Par Philippe Piguet · L'ŒIL

Le 1 septembre 2004 - 433 mots

En 1964, lors de la XXXIIe Biennale de Venise, quand, à la surprise générale, Robert Rauschenberg se voit décerner le Grand Prix de peinture, il vole sans le vouloir la vedette au représentant de la Suisse, Zoltan Kemeny, qui reçoit celui de sculpture. Si les œuvres du Hongrois et de l’Américain ont ceci de commun qu’elles en appellent toutes deux à la pratique de l’assemblage, celle du premier à la différence de celle du second se réfère à l’idée d’un art brut, sinon élémentaire, qui met en exergue des qualités fondamentalement matiéristes.
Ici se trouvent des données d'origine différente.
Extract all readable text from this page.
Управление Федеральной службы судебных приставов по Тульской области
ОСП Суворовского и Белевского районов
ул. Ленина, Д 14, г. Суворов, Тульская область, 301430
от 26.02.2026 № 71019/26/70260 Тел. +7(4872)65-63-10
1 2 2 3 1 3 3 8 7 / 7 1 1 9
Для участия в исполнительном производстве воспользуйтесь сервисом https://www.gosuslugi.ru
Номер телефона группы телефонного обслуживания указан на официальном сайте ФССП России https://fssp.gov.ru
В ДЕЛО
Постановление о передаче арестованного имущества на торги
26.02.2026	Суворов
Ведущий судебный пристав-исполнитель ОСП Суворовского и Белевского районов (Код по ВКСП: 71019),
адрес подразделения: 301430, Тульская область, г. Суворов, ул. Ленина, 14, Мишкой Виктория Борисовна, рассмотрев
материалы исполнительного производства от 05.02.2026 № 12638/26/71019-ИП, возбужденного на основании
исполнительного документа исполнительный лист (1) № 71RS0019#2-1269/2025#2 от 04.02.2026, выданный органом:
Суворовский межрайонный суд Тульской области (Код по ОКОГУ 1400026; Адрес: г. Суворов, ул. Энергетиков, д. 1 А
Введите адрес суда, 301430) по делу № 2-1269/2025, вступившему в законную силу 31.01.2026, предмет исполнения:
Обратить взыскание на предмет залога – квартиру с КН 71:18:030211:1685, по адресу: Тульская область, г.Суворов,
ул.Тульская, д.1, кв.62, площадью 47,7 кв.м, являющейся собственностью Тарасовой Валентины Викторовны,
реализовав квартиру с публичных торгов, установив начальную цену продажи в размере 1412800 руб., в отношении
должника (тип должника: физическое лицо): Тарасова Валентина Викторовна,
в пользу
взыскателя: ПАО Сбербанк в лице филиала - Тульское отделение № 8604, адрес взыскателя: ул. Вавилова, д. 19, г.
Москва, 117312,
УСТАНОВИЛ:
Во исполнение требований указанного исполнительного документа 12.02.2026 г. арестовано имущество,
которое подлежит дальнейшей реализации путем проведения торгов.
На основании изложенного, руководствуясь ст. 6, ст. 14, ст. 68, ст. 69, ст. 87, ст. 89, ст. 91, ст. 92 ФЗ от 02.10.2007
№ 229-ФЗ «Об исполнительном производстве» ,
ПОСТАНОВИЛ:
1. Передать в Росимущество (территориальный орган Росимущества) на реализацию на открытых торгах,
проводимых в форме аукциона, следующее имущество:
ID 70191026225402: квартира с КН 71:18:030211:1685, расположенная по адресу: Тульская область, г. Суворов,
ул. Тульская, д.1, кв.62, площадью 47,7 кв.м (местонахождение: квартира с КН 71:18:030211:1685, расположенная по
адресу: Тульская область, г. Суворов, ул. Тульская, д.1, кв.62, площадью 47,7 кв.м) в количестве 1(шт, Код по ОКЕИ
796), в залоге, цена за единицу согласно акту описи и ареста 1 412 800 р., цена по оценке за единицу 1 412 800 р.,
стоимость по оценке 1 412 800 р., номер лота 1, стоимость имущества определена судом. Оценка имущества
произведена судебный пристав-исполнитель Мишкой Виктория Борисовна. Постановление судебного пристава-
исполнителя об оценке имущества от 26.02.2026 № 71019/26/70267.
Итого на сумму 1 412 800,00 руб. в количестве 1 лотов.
Originaire de Transylvanie occidentale, né à Banica en 1907, Kemeny se frotte tout d’abord à l’art populaire hongrois, puis suit des études de peinture à l’école des beaux-arts de Budapest pour se fixer finalement à Paris dans les années 1930 où il fait divers petits boulots tout en entamant une brillante carrière de dessinateur de mode. Membre fondateur en 1938 avec sa femme Madeleine Szemere du magazine zurichois Annabelle, auquel il collaborera jusqu’en 1960, il est contraint de s’installer en Suisse du fait de sa judéité. C’est là qu’au début des années 1940, il reprend la peinture et commence à exposer. Lors de sa première exposition parisienne à la galerie Kléber, en 1946, sa rencontre avec Dubuffet le conforte dans la création de reliefs collages faits de matériaux hétérogènes. Peu à peu, l’artiste ne va plus utiliser que le métal et toutes sortes d’objets divers comme des clous, des plaques, des petites tiges de fer, d’acier, de laiton ou de cuivre, les soudant entre eux pour constituer de puissantes compositions abstraites. Sa façon de les ordonner sur un fond métallique auquel il a imprimé au préalable un mouvement leur confère une dynamique qu’accusent les jeux de lumière sur les éléments soudés. Ces sortes d’Images en relief – titre d’une série entamée en 1955 – connaissent très vite un immense succès. Entre peinture et sculpture, les œuvres de Kemeny sont autant de surfaces vives dont la forte matérialité le dispute à une dimension paradoxalement organique. Grâce à la générosité de sa veuve qui a légué au Musée national d’art moderne plus d’une centaine de pièces, l’institution parisienne possède le fonds Kemeny le plus important au monde. Dans une actualité trop souvent superficielle, il est heureux d’inviter le regard à reprendre en considération l’art de ce singulier artiste. Pour mieux prendre la mesure du contingent et apprécier à quelle métamorphose on peut le soumettre.

« Zoltan Kemeny. Les donations de Madeleine Kemeny au Musée national d’art moderne », PARIS, Centre Pompidou, galerie du musée, IVe, tél. 01 44 78 12 33, 30 juin-27 septembre.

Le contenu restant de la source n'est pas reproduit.